Ama çok güzel bir geçiştirmeyle cevap verdi, çok net bir şey de söylemedi kendisi, hiçbir şey de vermedi. O Alaattinbey’deki, bilmem nerdeki o binaların tamamı onun belediye başkanlığı döneminde yapıldı, o kaçak sanayi yapıları, Çalı OSB’nin filan, resmi bir OSB değildi bu arada. Yani artık bunu cevaplaması gereken ben değilim o açıkçası, öyle söyleyeyim.
Gürkan: Öncelikle bir düzeltme yapayım, benim fabrikam o bölgede değil, Gürsu’da. Bazen böyle söylüyorlar, ama orada da hiç bir metre yerim yok.
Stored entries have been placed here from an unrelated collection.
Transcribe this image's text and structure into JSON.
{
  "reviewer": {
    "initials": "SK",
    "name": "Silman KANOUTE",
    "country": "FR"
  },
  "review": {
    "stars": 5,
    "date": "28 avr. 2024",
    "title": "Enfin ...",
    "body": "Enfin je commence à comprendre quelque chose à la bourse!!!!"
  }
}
– Gürsu-Kestel artık aynı bölge olarak görülüyor.
Tabii ki yani sonuçta merkezi olarak görüyoruz hepsini de. Orada da yerim yok, onu da belirteyim, bazen böyle şeyler söylüyorlar. Şimdi, birincisi en başta söylediğimiz biz bu şehrin anayasasını oturtturmamız lazım. 1/100000’liğini yapmamız lazım. Alinur Başkanımız bunun için uğraştı. Birçok odalardan bunlarla ilgili görüşler aldı ve nihayetinde belirli bir noktaya geldi.
’20 YILI DEĞİL 50 YILI 100 YILI PLANLAYALIM’
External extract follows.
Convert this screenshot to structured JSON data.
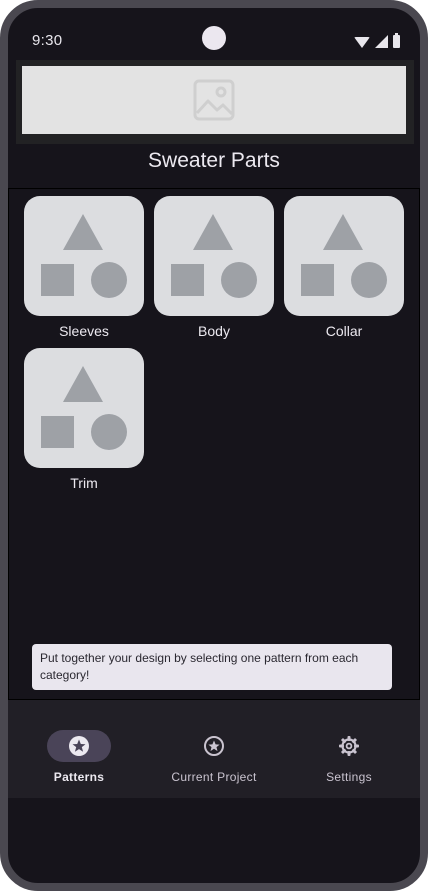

Geçtiğimiz günlerde bir fuar açılışında mevcut büyükşehir belediye başkanımız bununla ilgili çalışacağını söylemişti, ‘ilk işim bu‘ demişti. Biz de katkı koyarız, çünkü şöyle, Büyükşehir Meclis üyesi çoğunluğu bizde olduğu için biz de yeni bir komisyon kuruyoruz bununla alakalı. Birçok kurumları içerisinde barındıran, profesyonel ekipleri… Çünkü Bursa’nın geçmiş tarihinde 1/100000’likleri yaparken biliyorsunuz Piccinato dönemlerinde, ulaşımla alakalı, Lörcher’in paylaşımlarıyla alakalı, bunlar bu şehre değer katmıştır. Bizim derdimiz, bu şehirde yaşıyoruz, biz bir anayasayı koyalım, 20 yılı değil 50 yılı 100 yılı planlayalım, ona göre hareket edelim. Kimse kafasına göre bir yeri ben sanayi bölgesi ilan ediyorum ve şu merkezi yapıyorum deme cesaretini gösteremesin bu şehirde. Ama 1/100000’i çıkarmazsak olmaz. Biz bununla ilgili desteğimizi vereceğiz.
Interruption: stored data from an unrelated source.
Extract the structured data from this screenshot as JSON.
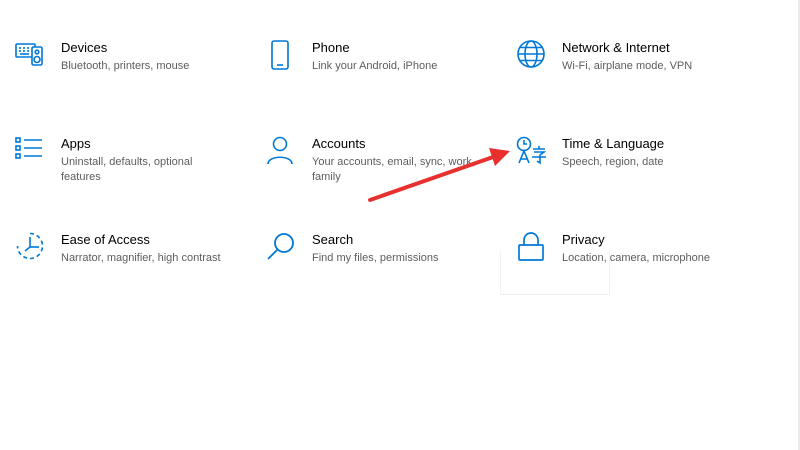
{
  "accent_color": "#0078d7",
  "annotation_color": "#e8312f",
  "tiles": [
    {
      "title": "Devices",
      "description": "Bluetooth, printers, mouse",
      "icon": "devices-icon"
    },
    {
      "title": "Phone",
      "description": "Link your Android, iPhone",
      "icon": "phone-icon"
    },
    {
      "title": "Network & Internet",
      "description": "Wi-Fi, airplane mode, VPN",
      "icon": "globe-icon"
    },
    {
      "title": "Apps",
      "description": "Uninstall, defaults, optional features",
      "icon": "apps-list-icon"
    },
    {
      "title": "Accounts",
      "description": "Your accounts, email, sync, work, family",
      "icon": "person-icon"
    },
    {
      "title": "Time & Language",
      "description": "Speech, region, date",
      "icon": "time-language-icon"
    },
    {
      "title": "Ease of Access",
      "description": "Narrator, magnifier, high contrast",
      "icon": "ease-of-access-icon"
    },
    {
      "title": "Search",
      "description": "Find my files, permissions",
      "icon": "search-icon"
    },
    {
      "title": "Privacy",
      "description": "Location, camera, microphone",
      "icon": "lock-icon"
    }
  ]
}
‘BOZBEY’İN İNİSİYATİFİNİ GÖRELİM’
Soğuksu’ya gelince… Sayın Büyükşehir Belediye Başkanı şimdi başkası biliyorsunuz, bundan sonra inisiyatifini görelim. Hani sanayicilere söylemişti bir toplantıda, ‘ne istediniz de vermedim, ne istediniz de yapmadım’ demişti. Bir beyanatını görelim, ona göre hareket ederiz.
Ama biz bu şehrin anayasasını bütün kurumların da ortak görüşü alınarak ortak akılla bir noktaya getirilmesini ve bir daha bundan sonra sanayi bölgesi kontrolsüzlüğü veya plansız sanayileşmeyle alakalı olan yapılanmanın artık bizim dur dememiz lazım, önüne geçmemiz lazım. Hele hele biliyorsunuz seçimlerin yaklaştığı dönemde ciddi manada kaçak yapılar oluşuyordu, fabrikalara varıncaya kadar, Alinur Başkanım da burada bizzat yıkım talimatlarının üzerinde asla hiç kimseye bununla alakalı iltimas vermeksizin üzerinde durduk. Gerekirse oy kaybedelim kardeşim, kimsenin bu şehrin ovasına bu şehrin tarımına zarar vermeye hakkı yok diye ciddiyetle üzerinde durduk, yine aynı görüşteyiz, aynı kanaatteyiz, bundan sonraki tavrımız ve tarzımız da öyle olacak.”
Gürkan’ın yanıtından sonra Gazeteci İbrahim Öge de “bu tavrınızı Ankara’ya, Çevre ve Şehircilik Bakanlığına yansıtacak mısınız?” diye sordu.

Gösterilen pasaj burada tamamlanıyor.